Electrophoresis and LC-MS/MS analysis
One dimensional electrophoresis (1DE) : Meal and OB proteins were separated using SDS-PAGE in one dimension (1D) under both reducing and non-reducing conditions as described by Wanasundara et al. (2012). Purified cruciferin (1 mg/mL) and napin (4 mg/mL) were dissolved in 0.1 M phosphate buffer (pH 8.0) containing 0.1 M NaCl and also separated by 1DE. Homogeneous 20% polyacrylamide gels with 1.7-40 kDa molecular weight standards (SpectraTM Molecular Low-Range protein ladder, Thermo Fisher Scientific Inc.) were used for napin and cruciferin. 8-25% polyacrylamide gradient gels with 4.6–170 kDa molecular weight standards (PageRuler™ pre-stained protein ladder, Thermo Fisher Scientific Inc.) were used for all other proteins. Native-PAGE under non-denaturing conditions was performed for cruciferin and napin with reference proteins bovine serum albumin (66 kDa monomer and 132 kDa dimer) and jack bean urease (272 kDa trimer and 545 kDa hexamer (Sigma Aldrich Co.) as described by Perera et al. (2016).

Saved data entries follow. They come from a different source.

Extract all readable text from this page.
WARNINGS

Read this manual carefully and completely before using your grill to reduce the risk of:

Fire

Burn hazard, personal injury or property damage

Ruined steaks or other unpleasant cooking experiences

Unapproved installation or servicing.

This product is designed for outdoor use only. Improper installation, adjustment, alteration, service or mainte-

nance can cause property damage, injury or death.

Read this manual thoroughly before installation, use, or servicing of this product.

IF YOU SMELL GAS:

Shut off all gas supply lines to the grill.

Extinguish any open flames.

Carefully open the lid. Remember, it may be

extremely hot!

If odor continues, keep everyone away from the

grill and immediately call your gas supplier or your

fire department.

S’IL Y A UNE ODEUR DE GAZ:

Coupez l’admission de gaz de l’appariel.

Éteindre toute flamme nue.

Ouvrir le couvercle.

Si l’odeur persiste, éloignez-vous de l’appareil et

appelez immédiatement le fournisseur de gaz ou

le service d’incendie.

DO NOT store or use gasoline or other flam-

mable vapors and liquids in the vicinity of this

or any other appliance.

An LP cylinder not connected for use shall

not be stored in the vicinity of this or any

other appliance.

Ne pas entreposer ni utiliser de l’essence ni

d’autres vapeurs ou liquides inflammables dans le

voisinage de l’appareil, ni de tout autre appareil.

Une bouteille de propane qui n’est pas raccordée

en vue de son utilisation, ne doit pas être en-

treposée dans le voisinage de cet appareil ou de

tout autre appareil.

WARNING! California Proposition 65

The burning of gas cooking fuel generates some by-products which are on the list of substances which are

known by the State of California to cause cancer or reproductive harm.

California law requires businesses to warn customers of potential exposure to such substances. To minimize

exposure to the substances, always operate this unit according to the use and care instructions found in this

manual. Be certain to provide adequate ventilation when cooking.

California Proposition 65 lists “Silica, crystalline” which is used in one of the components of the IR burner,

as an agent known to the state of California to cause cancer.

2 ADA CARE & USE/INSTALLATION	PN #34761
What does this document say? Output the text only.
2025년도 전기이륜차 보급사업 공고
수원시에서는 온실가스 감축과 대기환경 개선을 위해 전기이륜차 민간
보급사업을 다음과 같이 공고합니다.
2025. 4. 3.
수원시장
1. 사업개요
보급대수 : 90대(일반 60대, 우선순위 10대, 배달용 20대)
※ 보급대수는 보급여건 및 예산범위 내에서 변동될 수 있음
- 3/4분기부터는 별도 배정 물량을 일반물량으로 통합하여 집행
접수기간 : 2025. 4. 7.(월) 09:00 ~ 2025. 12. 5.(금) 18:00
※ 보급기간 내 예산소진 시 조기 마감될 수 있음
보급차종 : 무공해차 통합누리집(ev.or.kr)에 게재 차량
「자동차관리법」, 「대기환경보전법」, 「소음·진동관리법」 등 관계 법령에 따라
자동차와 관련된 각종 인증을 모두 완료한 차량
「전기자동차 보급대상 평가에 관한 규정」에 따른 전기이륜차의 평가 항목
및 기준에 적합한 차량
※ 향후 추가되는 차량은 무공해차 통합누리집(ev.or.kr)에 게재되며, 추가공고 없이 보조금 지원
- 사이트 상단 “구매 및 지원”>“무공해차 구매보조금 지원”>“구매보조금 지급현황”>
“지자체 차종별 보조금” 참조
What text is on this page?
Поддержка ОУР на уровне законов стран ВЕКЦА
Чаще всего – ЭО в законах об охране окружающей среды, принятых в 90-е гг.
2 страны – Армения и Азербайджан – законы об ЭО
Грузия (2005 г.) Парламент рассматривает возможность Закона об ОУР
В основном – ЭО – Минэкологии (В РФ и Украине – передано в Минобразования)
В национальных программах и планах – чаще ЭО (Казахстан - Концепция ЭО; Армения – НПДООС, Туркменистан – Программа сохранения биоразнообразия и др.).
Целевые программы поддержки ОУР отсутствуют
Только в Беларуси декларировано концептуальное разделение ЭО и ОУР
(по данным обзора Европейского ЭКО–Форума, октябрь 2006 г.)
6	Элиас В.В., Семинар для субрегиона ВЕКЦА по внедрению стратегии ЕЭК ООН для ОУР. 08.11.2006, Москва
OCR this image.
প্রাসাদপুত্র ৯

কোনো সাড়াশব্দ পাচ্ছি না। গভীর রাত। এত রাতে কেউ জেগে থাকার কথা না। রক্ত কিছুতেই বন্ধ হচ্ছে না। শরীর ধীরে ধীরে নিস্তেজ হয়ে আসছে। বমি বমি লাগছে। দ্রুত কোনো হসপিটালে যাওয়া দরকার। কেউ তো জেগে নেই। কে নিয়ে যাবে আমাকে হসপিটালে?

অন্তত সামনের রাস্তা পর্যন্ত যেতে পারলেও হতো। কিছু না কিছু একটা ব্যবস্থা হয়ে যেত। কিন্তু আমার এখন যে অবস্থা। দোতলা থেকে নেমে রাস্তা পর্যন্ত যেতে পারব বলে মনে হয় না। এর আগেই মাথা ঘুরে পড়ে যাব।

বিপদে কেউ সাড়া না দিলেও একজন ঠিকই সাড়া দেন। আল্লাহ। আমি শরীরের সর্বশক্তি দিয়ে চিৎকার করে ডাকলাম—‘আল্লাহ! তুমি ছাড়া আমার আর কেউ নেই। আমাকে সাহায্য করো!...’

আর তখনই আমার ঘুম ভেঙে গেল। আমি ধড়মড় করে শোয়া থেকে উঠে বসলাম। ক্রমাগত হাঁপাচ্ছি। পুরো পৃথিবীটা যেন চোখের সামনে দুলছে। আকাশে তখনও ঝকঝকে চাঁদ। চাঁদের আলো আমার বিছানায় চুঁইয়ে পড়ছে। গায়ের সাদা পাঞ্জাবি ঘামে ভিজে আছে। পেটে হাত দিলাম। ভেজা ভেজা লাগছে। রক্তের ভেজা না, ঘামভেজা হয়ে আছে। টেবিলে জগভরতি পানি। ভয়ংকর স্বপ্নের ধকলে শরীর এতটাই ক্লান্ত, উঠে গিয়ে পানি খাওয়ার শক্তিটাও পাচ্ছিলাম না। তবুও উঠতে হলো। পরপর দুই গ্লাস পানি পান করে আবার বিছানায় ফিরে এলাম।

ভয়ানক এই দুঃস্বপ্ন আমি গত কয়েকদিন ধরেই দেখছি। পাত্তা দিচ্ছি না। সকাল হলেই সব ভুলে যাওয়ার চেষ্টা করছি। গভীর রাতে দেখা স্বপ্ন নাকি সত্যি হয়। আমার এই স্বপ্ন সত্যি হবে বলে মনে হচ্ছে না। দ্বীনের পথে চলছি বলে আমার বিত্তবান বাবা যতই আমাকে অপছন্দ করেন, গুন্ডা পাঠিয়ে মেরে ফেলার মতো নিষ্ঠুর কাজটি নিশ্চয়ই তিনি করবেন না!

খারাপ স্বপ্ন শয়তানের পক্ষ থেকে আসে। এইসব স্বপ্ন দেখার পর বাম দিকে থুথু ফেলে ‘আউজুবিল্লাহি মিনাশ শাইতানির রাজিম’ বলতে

Two-dimensional electrophoresis (2DE) : Purified proteins (cruciferin and napin at 1 mg protein/mL and OBPs at 1 μg/mL) were mixed with sample buffer (1:2, v:v) containing 6.7 M urea, 2% (w:v) 3-[(3-cholamidopropyl) dimethylammonio]-1-propanesulfonic acid (CHAPS), 0.5% carrier ampholytes, 0.001% bromophenol blue and deionized water. pH 3-10 ampholytes (Bio-Lyte® 3-10, Bio-Rad Laboratories Inc.) were used for cruciferin and OBPs, and pH 9-11 ampholytes (ZoomTM, Thermo Fisher Scientific Inc.) for napin. Immobilized pH Gradient (IPG) strips (pH 3-10 IPG for cruciferin and OBPs; pH 9-12 IPG for napin) were re-hydrated in each protein solution overnight at 4°C prior to isoelectric focusing (IEF). IEF was conducted using an IEF Cell (Bio-Rad Laboratories Inc.) for 2 h at 50 V, then 2 h at a voltage gradient from 200-4,000 V, and finally for 9 h at 4,000 V. Prior to running the second dimension, each protein strip was equilibrated for 15 min in buffer 1 [1.8 g urea, 1 mL of 10% SDS, 1.25 mL of 1.5 M Tris-HCl (pH 8.8), 1 mL of 100% glycerol and 0.6 mL of Milli Q water] followed by 15 min in buffer 2 [1.8 g urea, 1 mL of 10% SDS, 1.25 mL of 1.5 M Tris-HCl (pH 8.8), 1 mL of 100 % glycerol, 125 mg iodoacetamide and 0.6 mL of Milli Q water). The second-dimension separation (SDS-PAGE) was carried out using a Bio-Rad Mini-Protean® tetra cell (Bio-Rad Laboratories Inc.) with hand-cast 12% (for cruciferin) or 16 % polyacrylamide (for napin and OB protein) gels. The gels were stained with 0.1% Coomassie Blue R-250 and de-stained in 50% (v:v) methanol in water with 10% (v:v) acetic acid solution for 1-2 h to visualize separated proteins.